Goth girl Lydia’s desperately summons the ghost with the most. Chaos and destruction ensue. All bets are off. It’s showtime. 

Tim Burton’s off-kilter horror comedy has been a cultural icon since the day it first haunted our screens. Beetlejuice turns 35 in March, celebrating its impact, influence, and all things strange and unusual. 

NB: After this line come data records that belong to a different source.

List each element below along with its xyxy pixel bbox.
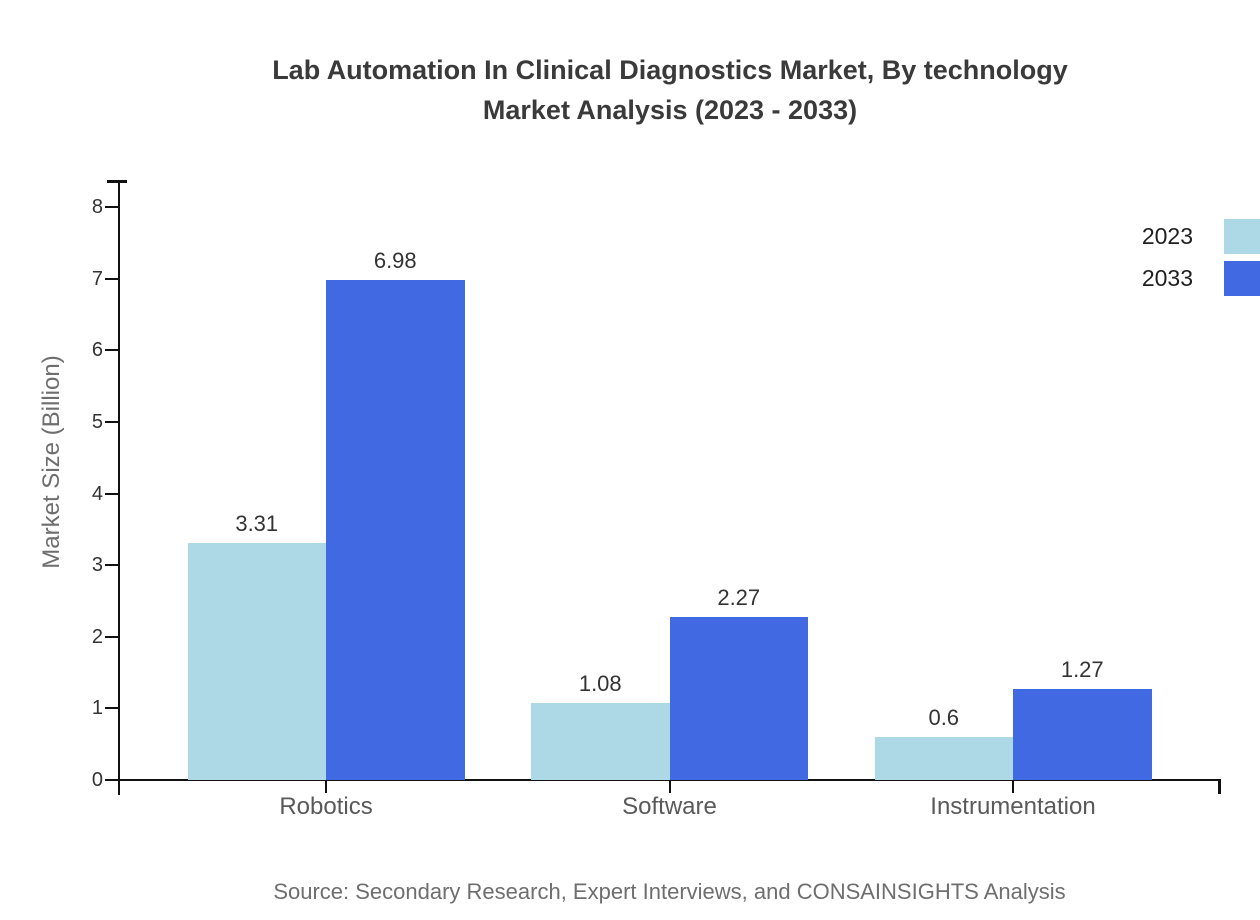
y-axis-line — [117, 181, 120, 795]
bar-2033-instrumentation — [1013, 689, 1152, 780]
source-note: Source: Secondary Research, Expert Inter… — [273, 879, 1066, 904]
y-tick — [105, 421, 119, 423]
page-title-line2: Market Analysis (2023 - 2033) — [482, 95, 858, 125]
bar-2033-robotics — [326, 280, 465, 780]
y-tick-label: 4 — [91, 482, 103, 505]
category-label: Software — [622, 793, 717, 820]
value-label: 1.27 — [1060, 657, 1104, 682]
y-tick-label: 8 — [91, 196, 103, 219]
y-tick-label: 7 — [91, 267, 103, 290]
y-tick-label: 6 — [91, 339, 103, 362]
y-tick — [105, 277, 119, 280]
y-tick — [105, 492, 119, 495]
y-tick — [105, 206, 119, 209]
y-tick — [105, 779, 119, 781]
x-tick — [325, 780, 327, 793]
y-tick-label: 2 — [91, 625, 103, 648]
y-tick — [105, 564, 119, 567]
value-label: 0.6 — [928, 705, 960, 730]
legend-label-2033: 2033 — [1141, 265, 1193, 291]
bar-2033-software — [669, 617, 808, 780]
y-tick — [105, 635, 119, 638]
legend-swatch-2033 — [1224, 261, 1260, 296]
y-tick-label: 5 — [91, 411, 103, 433]
value-label: 6.98 — [373, 248, 417, 273]
legend-item-2023: 2023 — [1113, 219, 1260, 254]
x-axis-end-cap — [1218, 779, 1221, 794]
bar-2023-instrumentation — [874, 737, 1013, 780]
legend-label-2023: 2023 — [1141, 223, 1193, 249]
category-label: Instrumentation — [930, 793, 1096, 820]
y-tick-label: 1 — [91, 697, 103, 720]
page-title-line1: Lab Automation In Clinical Diagnostics M… — [272, 55, 1068, 85]
x-tick — [1012, 780, 1014, 793]
y-tick-label: 0 — [91, 769, 103, 791]
bar-2023-software — [531, 703, 670, 780]
y-tick — [105, 707, 119, 710]
x-tick — [668, 780, 671, 793]
y-axis-top-cap — [107, 180, 127, 183]
legend-item-2033: 2033 — [1113, 261, 1260, 296]
y-tick-label: 3 — [91, 554, 103, 577]
value-label: 1.08 — [578, 671, 622, 696]
bar-2023-robotics — [187, 543, 326, 780]
y-tick — [105, 349, 119, 352]
legend-swatch-2023 — [1224, 219, 1260, 254]
value-label: 2.27 — [717, 585, 761, 610]
page-title: Lab Automation In Clinical Diagnostics M… — [80, 50, 1260, 130]
value-label: 3.31 — [235, 511, 279, 536]
category-label: Robotics — [279, 793, 373, 820]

There probably isn’t a single Halloween store that doesn’t offer the iconic black and white Beetlejuice suit. Micheal Keaton’s eccentricity, raunch, grit, grime, and power as the freelance bio-exorcist who helps a newly dead couple try to scare away the new residents of their house has stuck with audiences since the film’s release, leading it to a cult status that hinged entirely on his bringing this undead being to life. And Burton fills the film with a stellar cast of Winona Ryder, Alec Baldwin, Geena Davis, Jeffrey Jones, and Catherine O’Hara.

Burton’s larger-than-life visuals, art style, and humor serve as the backbone for a delightfully chaotic narrative, including the wayward structure of the Netherworld, Lydia’s bright red wedding dress, the horrifying forms the Maitlands take to scare the Deetzs, and Beetlejuice’s decomposing form and electrified hair. 

Creatures of the Netherworld take on absurd proportions and forms, reinforcing Burton’s distinctive surreal visual style. The only films that could hold a candle to such visuals grounded in the odd and macabre are those of Burton’s himself. 

Beetlejuice is as campy as it gets, with incredible comedic moments to juxtapose the darker ones. At the heart of this humor is Beetlejuice, with his slapstick and crude humor providing a break from the dreary realities of death and darkness the film deals with. This contrast is masterfully done, creating an environment in which even the darkest of themes can be explored in a lighthearted way. 

At 35, Tim Burton’s “Beetlejuice” is still strikingly original. / Photo courtesy Warner Brothers

The film’s success went on to inspire an animated series that ran for four seasons from 1989-1991 on ABC. It followed Lydia and Beetlejuice on their ghostly adventures in both the mortal world and the Netherworld. A stage musical of the film was also created, which opened at the Winter Garden Theater in 2019, and after an interruption from the COVID-19 pandemic, returned for a Broadway run from April 2022 to January 2023. The show is now on its first National Tour of North America.  

The film’s impact on pop culture is evident. From its immovable spot on Freeform’s 31 Nights of Halloween lineup, to its Broadway production creating a new generation of fans, Burton’s cult classic has its roots in all things spooky and paranormal. As the ghost with the most would say, “Let’s turn on the juice and see what shakes loose!